Trois orques nagent dans les eaux de l’Antarctique. On aperçoit des diatomées (Bacillariophyta) sur leur épiderme, qui donnent à leur peau un aspect orangé.  

PHOTOGRAPHIE DE David South / Alamy Banque D'Images

Le chercheur explique que ces dernières années, « des études ont montré que le fait de vivre dans des eaux très froides, comme en Antarctique, va imposer de fortes contraintes à ces animaux et pour limiter la perte d’énergie, on va réduire la circulation sanguine périphérique, c’est-à-dire qu’on réduit le flot sanguin par la couche superficielle de l’épiderme. » En faisant cela, « le renouvellement de cet épiderme est fortement ralenti. Donc les orques ne muent pas, elles ne vont pas desquamer, perdre la partie périphérique externe de leur épiderme. » L’épiderme du cétacé se renouvelle par la face intérieure, et s’exfolie par la face supérieure, par son exposition à l’air. Toutefois, pour les orques de l’Atlantique, « comme elles ne muent pas, ces algues peuvent s’accumuler au cours du temps. »

Ces diatomées ne sont A priori pas toxiques pour les épaulards selon l’expert. Elles sont en somme un voile qui se dépose sur leur peau, comme la vase se dépose sur les rochers dans les rivières.
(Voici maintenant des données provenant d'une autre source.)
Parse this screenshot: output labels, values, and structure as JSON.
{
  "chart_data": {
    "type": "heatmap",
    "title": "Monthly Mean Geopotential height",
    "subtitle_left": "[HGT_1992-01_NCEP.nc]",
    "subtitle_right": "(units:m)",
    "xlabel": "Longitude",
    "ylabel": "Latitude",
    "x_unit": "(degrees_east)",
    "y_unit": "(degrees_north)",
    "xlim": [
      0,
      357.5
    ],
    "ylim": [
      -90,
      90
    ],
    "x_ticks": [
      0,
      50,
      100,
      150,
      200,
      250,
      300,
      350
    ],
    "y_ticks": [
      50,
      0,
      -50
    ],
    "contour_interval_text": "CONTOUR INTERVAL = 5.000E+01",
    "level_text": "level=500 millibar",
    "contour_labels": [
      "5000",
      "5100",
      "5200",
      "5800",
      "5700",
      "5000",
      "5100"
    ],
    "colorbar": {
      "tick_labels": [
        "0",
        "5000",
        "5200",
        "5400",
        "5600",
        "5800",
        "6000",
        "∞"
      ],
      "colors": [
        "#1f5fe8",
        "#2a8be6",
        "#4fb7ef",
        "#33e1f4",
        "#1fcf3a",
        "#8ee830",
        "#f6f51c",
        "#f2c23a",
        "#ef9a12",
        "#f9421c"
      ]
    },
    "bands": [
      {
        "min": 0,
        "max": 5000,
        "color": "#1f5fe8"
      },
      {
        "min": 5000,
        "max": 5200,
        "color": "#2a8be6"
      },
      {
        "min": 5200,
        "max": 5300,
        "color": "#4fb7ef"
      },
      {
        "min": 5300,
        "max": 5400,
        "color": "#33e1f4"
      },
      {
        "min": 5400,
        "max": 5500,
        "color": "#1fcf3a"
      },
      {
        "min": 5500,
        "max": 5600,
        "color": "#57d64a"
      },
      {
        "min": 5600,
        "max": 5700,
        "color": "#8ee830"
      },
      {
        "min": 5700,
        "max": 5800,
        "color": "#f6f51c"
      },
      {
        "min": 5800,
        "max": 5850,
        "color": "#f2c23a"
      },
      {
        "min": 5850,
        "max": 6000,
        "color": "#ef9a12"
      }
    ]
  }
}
Néanmoins, pour pouvoir muer, les orques « vont effectuer des déplacements rapides en zones tropicales, dans des eaux plus chaudes, où elles vont pouvoir activer leur circulation sanguine périphérique sans que cela n’induise des pertes d’énergie trop importantes. » En effet, c’est le sang qui amène les éléments constitutifs de l’épiderme, notamment les protéines. En réduisant le flux sanguin en périphérie et spécifiquement dans la zone de l’épiderme, « les cellules épidermiques ne peuvent pas assurer le renouvellement de cet épiderme. Tout est ralenti et ça provoque un délitement de l’épiderme et un problème de cicatrisation. »

Le contact avec l’eau chaude permet de « desquamer la partie externe de l’épiderme, celle qui est au contact de l’eau ». Cela entraîne la perte de la couleur orangée pour deux raisons principales. D’abord, « les diatomées vont mourir dans des eaux plus chaudes » et ensuite, « vont se détacher avec l’épiderme qui leur sert de support. »

Ces déplacements, qui durent souvent quelques semaines, se font « indépendamment des migrations de leurs proies », assure l’expert. La mue reste donc l’objectif premier.